Se escuchó una vocinglería, luego un correteo en el patio y en el pasillo. La conversación se interrumpió y las mujeres intercambiaron miradas de vergüenza. Magdalena soltó el bordado con gesto de indignación, apenas sí se disculpó y caminó a paso rápido hacia los interiores de la casa. Antes de que llegara a la puerta, un torbellino de muselina rosa y bucles de oro irrumpió en la sala y terminó en sus brazos. Era el ángel. Julián se puso súbitamente de pie.
—¡Mamita! —exclamó la niña, con la voz y el semblante más alegres que Julián recordaba haber escuchado y visto.
—Despacio, hija —ordenó la madre, refrenando las ganas de zamarrearla—. ¿No ves que el doctor Riglos ha tenido la deferencia de visitarnos?
—¡Compórtate, niña! —exclamó la abuela Ignacia, sin tantos remilgos para ocultar el fastidio.
—Discúlpela, doctor Riglos —suplicó Magdalena, mientras guiaba a Laura hacia el interior de la sala—. En Córdoba no teníamos posibilidad de departir en buena sociedad. Mi hija no está acostumbrada.
Julián reparó en la conjugación en pasado del “teníamos” y barruntó que la visita de la señora Escalante a casa de sus padres se prolongaría por tiempo indefinido, tal y como la señora Luisa del Solar había presagiado. Julián olvidó rápidamente sus conjeturas y enfocó la atención en la niña, que parecía una adorable muñeca de porcelana, de esas que había visto en Brujas tiempo atrás. Notó particularidades que no había tenido oportunidad de advertir aquella mañana en el Centro. Algunas pecas le moteaban la nariz, pequeña y recta. Le encantó la forma de los labios, aunque pensó que de seguro resultarían demasiado gruesos para los gustos de la época. Llevaba un vestido sencillo de muselina rosa pálido y botines blancos con los cordones desatados.
—Le presento a mi hija, doctor Riglos. Su nombre es Laura
—Un verdadero placer, señorita Laura. —E hizo el ademán de besarle la mano.
—Te pareces a mi hermano Agustín, aunque él es más guapo que tú. Estudia para ser sacerdote. De la orden de San Francisco. Por eso ahora soy más devota de San Francisco que de cualquier otro santo. María Pancha me mostró una iglesia que está aquí cerca que se llama San Francisco, y ahí iré a misa todos los domingos. Mi hermano me enseñó a decir cosas en latín. Sé decir:
Alea jacta est,
que es
—...lo que dijo Julio César al cruzar el Rubicón —completó Julián, y debió sofrenar la risotada que le trepaba por la garganta ante la expresión de Laura.
—¿Tú también sabes latín?
—¡Deja de tutear al doctor Riglos! —habló tía Soledad al ver que doña Ignacia se encontraba incapacitada de pronunciar palabra; el descaro de su nieta había conseguido dejarla muda.

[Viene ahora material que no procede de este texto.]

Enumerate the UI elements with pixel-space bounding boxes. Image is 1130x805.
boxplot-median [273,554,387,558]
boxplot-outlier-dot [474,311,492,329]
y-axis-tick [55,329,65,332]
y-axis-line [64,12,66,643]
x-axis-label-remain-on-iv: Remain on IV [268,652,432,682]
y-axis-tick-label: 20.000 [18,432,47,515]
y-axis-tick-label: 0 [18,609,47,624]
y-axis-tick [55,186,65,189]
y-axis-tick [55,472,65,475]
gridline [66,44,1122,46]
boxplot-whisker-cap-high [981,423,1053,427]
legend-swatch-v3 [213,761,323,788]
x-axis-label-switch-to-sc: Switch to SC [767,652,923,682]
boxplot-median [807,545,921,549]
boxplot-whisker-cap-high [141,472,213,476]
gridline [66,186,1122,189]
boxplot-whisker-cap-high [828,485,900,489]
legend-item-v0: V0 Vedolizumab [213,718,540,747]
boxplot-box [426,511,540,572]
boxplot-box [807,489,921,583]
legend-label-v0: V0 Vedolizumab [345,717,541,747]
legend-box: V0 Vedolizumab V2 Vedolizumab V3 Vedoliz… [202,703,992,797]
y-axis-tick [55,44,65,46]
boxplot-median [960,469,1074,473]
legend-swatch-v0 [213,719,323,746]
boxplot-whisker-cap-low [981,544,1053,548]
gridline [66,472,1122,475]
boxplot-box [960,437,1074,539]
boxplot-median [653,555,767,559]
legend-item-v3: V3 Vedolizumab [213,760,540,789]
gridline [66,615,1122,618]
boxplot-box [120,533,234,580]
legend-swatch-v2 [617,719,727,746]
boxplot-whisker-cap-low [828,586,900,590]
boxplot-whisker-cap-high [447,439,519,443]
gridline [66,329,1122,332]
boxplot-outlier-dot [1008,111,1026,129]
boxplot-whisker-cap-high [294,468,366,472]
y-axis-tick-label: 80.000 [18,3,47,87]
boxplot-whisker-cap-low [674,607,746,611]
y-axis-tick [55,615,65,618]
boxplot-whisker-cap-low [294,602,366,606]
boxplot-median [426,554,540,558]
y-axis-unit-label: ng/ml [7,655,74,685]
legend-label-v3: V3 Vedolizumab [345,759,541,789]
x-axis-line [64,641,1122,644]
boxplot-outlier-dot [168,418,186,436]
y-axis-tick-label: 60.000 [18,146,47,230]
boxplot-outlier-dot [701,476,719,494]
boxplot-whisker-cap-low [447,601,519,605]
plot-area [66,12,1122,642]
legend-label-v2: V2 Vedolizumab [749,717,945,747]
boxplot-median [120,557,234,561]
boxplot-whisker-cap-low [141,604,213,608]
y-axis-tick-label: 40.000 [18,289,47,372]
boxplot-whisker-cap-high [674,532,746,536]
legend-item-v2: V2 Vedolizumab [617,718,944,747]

—Y por supuesto que el doctor Riglos sabe latín —agregó tía Dolores—. Cualquier hombre decente lo sabe.
—Llamen a María Pancha. Que se lleve a esta niña —ordenó Ignacia, al recobrar el habla.
Sin hacer el menor caso a las reprimendas y órdenes, Laura se sentó al lado de Julián. Lo miró de hito en hito, a sabiendas de que no debía hacerlo. Aquel hombre, tan parecido a su hermano mayor, era lo más interesante que había conocido en Buenos Aires.
—Dime, Laura —empezó Julián—, ¿sabes el significado de lo que tan bien has dicho en latín?
—Por favor, doctor Riglos, no le haga caso —intervino Magdalena—. Laura es una impertinente. Ya vendrá la criada y se la llevará.
—Nada de eso, señora Escalante —se atrevió a contradecir Julián—. Creo que su hija es una jovencita muy simpática y culta.
—Significa: «La suerte está echada» —respondió Laura, con aire de orgullo.